No momento em que escrevo estas linhas, quinta-feira, Joe Biden prepara-se para ganhar as eleições. Não é surpresa nenhuma. O que me surpreende, o que me deixa verdadeiramente inquieto e estarrecido, é que tanta gente tenha votado em Trump. Em 2016, muitos dos eleitores de Donald Trump refugiaram-se na tese de que não haviam votado nele, mas contra Hillary Clinton. Outros, mais ingénuos, afirmavam acreditar que, uma vez na Casa Branca, Trump deixaria cair a burlesca máscara cor-de-laranja com que se celebrizou enquanto comediante, e passaria a atuar como um verdadeiro estadista.
Em 2020, os largos milhões de pessoas que votaram em Donald Trump não têm já qualquer desculpa. Sabendo muito bem o que estavam fazendo, escolheram como seu representante um sujeito abertamente racista, machista, grosseiro, e com muito mais saliva do que palavras.
Estas eleições expuseram, como nunca antes, o rosto rústico, brutal, preconceituoso e misógino da maioria dos homens brancos norte-americanos.
A reação de Trump, proclamando vitória diante da derrota eminente, também não surpreende. O (ainda) presidente americano está apenas cumprindo o roteiro pirômano que tem vindo a anunciar.
Para um país apostado em liderar o “mundo ocidental” — seja lá o que isso for —, e que tanto se esforçou por propagar o seu modelo de democracia, os EUA estão dando um tristíssimo espetáculo. Será muito difícil repor a antiga imagem.
Uma recente manchete do “Le Monde” não podia ser mais explícita: “Os Estados Unidos estão se despedaçando”. Segundo o jornal francês, ao anunciar a vitória, a meio do processo de contagem de votos, Donald Trump colocou em marcha uma verdadeira “estratégia do caos”.
Ali Khamenei, o líder supremo do Irã, troçou: “Dizem que estas são as eleições mais fraudulentas da História dos EUA. E quem diz isto? O próprio presidente em funções!”
Nas redes sociais africanas também circulam inúmeras piadas. Internautas acusam Donald Trump de apropriação cultural ao recusar os resultados eleitorais, alegando uma fraude implausível: “Trump está a roubar as nossas tradições culturais”, escreveu um jornalista angolano: “julguei que líderes como Trump fossem produto exclusivo do Terceiro Mundo”. Outros sugerem que a União Africana envie rapidamente observadores, mediadores e uma força de paz para Washington, de forma a evitar que o país mergulhe de cabeça numa sangrenta guerra civil.

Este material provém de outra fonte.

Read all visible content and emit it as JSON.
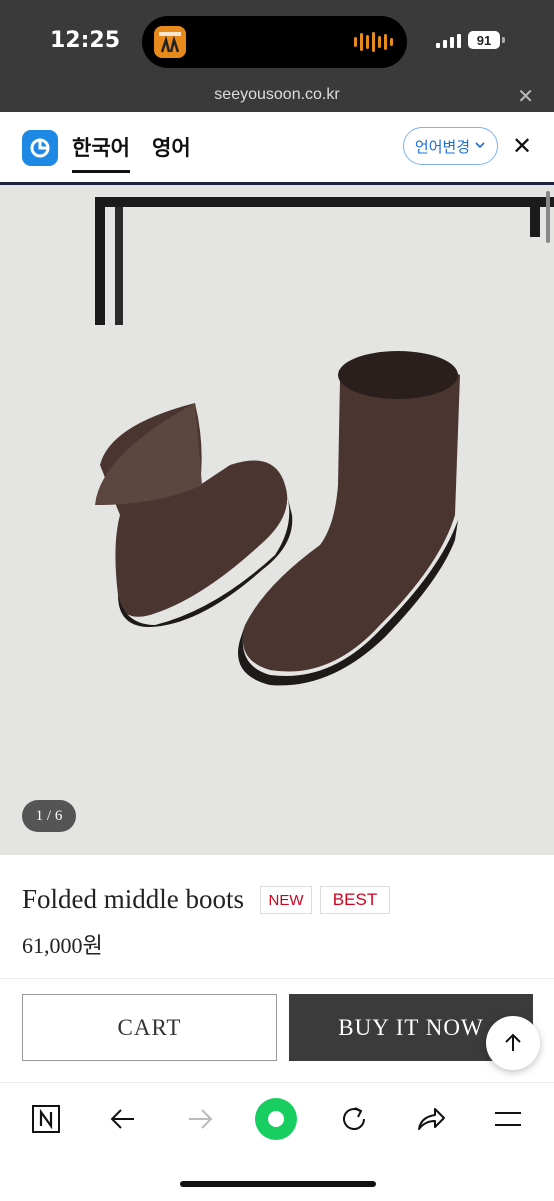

A piada poderia até ter alguma graça caso não estivesse tão próxima da realidade. Sempre que abre a boca, Donald Trump degrada a imagem do seu país e da própria democracia, aprofunda divisões e encoraja as milícias de extrema-direita.
A situação não seria assustadora caso Trump estivesse sozinho. Um louco isolado não é perigoso. Acontece que, como estas eleições vieram demonstrar, Trump tem milhões do lado dele. E quase todos estão armados.